The contact layer 202 can be generally adapted to partially or fully contact a tissue site. The contact layer 202 may take many forms, and may have many sizes, shapes, or thicknesses depending on a variety of factors, such as the type of treatment being implemented or the nature and size of a tissue site. For example, the size and shape of the contact layer 202 may be adapted to the contours of deep and irregular shaped tissue sites.

In some embodiments, the cover 116 may provide a bacterial barrier and protection from physical trauma. The cover 116 may also be constructed from a material that can reduce evaporative losses and provide a fluid seal between two components or two environments, such as between a therapeutic environment and a local external environment. The cover 116 may be, for example, an elastomeric film or membrane that can provide a seal adequate to maintain a negative pressure at a tissue site for a given negative-pressure source. The cover 116 may have a high moisture-vapor transmission rate (MVTR) in some applications. For example, the MVTR may be at least about 300 g/m² per twenty-four hours in some embodiments. In some example embodiments, the cover 116 may be a polymer drape, such as a polyurethane film, that is permeable to water vapor but impermeable to liquid. Such drapes typically have a thickness in the range of about 25 microns to about 50 microns. For permeable materials, the permeability generally should be low enough that a desired negative pressure may be maintained.

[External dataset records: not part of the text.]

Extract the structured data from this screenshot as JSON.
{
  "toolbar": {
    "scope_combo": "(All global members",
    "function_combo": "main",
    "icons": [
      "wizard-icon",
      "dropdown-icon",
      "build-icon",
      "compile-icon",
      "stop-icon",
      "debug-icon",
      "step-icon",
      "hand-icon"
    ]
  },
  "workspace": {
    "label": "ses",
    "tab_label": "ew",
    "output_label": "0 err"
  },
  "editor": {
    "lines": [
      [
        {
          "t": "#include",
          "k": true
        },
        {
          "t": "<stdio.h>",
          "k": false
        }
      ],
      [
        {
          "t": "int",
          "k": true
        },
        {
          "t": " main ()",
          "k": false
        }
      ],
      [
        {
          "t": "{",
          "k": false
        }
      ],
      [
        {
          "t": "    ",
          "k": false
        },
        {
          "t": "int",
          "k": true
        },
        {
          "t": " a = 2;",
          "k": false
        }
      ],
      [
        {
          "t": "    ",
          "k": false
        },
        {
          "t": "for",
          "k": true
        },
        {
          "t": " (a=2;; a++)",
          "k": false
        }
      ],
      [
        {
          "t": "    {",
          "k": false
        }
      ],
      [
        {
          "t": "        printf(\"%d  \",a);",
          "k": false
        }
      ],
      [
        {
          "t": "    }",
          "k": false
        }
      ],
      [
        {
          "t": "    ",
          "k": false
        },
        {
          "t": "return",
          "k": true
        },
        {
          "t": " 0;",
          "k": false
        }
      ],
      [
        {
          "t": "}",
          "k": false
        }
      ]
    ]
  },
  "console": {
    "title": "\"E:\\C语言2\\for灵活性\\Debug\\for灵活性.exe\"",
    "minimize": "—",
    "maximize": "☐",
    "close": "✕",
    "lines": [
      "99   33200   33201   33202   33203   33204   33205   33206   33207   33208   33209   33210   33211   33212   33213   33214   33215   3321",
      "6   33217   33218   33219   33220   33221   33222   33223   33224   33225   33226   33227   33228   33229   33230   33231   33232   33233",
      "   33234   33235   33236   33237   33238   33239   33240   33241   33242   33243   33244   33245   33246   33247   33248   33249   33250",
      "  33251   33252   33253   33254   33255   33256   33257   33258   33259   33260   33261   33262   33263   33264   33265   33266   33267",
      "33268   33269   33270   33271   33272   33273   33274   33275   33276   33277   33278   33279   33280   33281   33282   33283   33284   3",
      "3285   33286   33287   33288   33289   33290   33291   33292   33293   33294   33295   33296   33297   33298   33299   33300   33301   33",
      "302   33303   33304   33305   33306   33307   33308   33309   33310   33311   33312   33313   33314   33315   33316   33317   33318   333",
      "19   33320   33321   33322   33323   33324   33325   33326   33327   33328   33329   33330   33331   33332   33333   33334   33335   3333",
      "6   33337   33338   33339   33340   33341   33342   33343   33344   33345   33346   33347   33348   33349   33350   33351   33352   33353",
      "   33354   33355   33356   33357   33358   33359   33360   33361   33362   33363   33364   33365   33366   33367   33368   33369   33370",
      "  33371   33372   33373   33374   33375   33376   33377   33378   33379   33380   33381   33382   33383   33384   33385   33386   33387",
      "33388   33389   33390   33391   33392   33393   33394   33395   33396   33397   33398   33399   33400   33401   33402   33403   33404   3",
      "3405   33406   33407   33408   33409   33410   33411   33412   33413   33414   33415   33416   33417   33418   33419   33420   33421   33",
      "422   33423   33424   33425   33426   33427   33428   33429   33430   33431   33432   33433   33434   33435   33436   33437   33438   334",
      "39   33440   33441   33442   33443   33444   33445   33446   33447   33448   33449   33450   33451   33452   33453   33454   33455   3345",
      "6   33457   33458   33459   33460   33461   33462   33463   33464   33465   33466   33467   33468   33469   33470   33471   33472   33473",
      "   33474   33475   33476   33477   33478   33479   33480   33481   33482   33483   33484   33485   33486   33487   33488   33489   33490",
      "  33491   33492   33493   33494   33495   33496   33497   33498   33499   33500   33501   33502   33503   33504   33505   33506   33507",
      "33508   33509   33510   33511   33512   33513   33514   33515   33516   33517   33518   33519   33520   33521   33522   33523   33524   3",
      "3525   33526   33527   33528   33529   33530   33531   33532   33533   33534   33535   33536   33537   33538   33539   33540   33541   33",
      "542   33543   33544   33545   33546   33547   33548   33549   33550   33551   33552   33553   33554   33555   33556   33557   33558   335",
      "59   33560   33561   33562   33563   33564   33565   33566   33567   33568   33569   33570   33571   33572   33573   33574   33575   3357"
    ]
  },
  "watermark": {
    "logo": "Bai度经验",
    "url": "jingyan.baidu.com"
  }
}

The cover 116 may comprise, for example, one or more of the following materials: hydrophilic polyurethane; cellulosics; hydrophilic polyamides; polyvinyl alcohol; polyvinyl pyrrolidone; hydrophilic acrylics; hydrophilic silicone elastomers; an INSPIRE 2301 material from Coveris Advanced Coatings of Wrexham, United Kingdom having, for example, an MVTR (inverted cup technique) of about 14400 g/m²/24 hours and a thickness of about 30 microns; a thin, uncoated polymer drape; natural rubbers; polyisoprene; styrene butadiene rubber; chloroprene rubber; polybutadiene; nitrile rubber; butyl rubber; ethylene propylene rubber; ethylene propylene diene monomer; chlorosulfonated polyethylene; polysulfide rubber; polyurethane (PU); EVA film; co-polyester; silicones; a silicone drape; a 3M Tegaderm® drape; a polyurethane (PU) drape such as one available from Avery Dennison Corporation of Glendale, California; polyether block polyamide copolymer (PEBAX), for example, from Arkema, France; INSPIRE 2327; or other appropriate material.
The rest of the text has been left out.